Proteins were separated using 4% -12% NuPAGE® Novex Bis-Tris Mini Gels (Invitrogen) and were transferred to a nitrocellulose membrane for 1.5 hr at 40 V using a western blot apparatus (Invitrogen). After overnight incubation with primary antibody, the membranes were washed and were incubated with horseradish peroxidase-conjugated secondary antibodies (Pierce Biotechnology, Inc., Rockford, IL).

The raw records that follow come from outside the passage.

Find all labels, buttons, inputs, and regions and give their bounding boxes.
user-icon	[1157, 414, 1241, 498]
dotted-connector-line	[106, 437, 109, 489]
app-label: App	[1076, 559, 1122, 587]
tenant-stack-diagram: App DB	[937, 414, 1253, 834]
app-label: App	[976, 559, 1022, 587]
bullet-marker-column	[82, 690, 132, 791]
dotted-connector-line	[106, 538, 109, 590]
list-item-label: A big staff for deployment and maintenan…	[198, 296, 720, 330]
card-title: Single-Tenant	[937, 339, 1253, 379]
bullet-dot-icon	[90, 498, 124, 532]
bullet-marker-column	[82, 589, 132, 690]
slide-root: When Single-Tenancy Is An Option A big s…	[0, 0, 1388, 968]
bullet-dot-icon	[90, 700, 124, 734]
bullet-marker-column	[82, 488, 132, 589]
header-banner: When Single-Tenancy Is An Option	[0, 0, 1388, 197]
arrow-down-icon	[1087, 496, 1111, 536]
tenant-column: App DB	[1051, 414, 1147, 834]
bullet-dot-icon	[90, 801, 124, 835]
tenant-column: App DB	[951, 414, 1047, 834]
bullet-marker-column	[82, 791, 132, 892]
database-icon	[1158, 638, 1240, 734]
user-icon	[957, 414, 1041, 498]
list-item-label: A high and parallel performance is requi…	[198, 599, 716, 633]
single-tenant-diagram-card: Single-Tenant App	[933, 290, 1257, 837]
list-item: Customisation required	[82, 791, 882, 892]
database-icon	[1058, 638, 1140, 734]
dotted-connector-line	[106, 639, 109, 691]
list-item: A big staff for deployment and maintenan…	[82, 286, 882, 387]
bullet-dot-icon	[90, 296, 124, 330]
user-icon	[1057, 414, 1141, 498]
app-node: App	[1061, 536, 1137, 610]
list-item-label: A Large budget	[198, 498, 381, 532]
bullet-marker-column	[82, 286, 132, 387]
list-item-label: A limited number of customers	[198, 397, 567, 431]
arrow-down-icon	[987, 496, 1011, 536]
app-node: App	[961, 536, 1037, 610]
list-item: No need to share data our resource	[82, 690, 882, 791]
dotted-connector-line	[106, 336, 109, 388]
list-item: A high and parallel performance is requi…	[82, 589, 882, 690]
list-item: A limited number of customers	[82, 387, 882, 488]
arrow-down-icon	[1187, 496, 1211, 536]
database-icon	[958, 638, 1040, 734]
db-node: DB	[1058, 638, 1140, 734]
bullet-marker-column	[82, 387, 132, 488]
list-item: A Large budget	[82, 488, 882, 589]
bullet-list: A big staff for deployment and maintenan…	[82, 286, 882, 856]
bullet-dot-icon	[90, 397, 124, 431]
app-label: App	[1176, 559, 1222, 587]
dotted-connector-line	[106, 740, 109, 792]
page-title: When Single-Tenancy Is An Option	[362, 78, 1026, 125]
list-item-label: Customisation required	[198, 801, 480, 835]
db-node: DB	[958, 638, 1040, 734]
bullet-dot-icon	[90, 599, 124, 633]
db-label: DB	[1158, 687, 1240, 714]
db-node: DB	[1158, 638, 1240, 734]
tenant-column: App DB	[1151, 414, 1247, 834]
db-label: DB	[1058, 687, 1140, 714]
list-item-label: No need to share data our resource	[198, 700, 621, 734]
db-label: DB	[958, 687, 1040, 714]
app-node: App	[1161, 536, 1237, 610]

Proteins were detected with an enhancement using SuperSignal chemiluminescence reagent (Pierce) and a LAS-4000UV (Fuji Film, Tokyo, Japan). Primary antibody (Cleaved Caspase-3, IkBα, pJNK, tJNK), secondary antibody and β-actin were purchased from Cell Signaling (Beverly, MA).

Statistical analysis

Continuous variables were compared by the Student’s t-test or Fisher’s Protected Least Significant Difference test. P-values less than 0.05 were considered statistically significant in all analyses. Statistical analysis was performed using the Dr. SPSS software package (version 11.0 J for Windows; SPSS Inc., Chicago, Illinois, USA).

Ethical approval

The study protocol was approved by the Ethical Committee of Chiba University.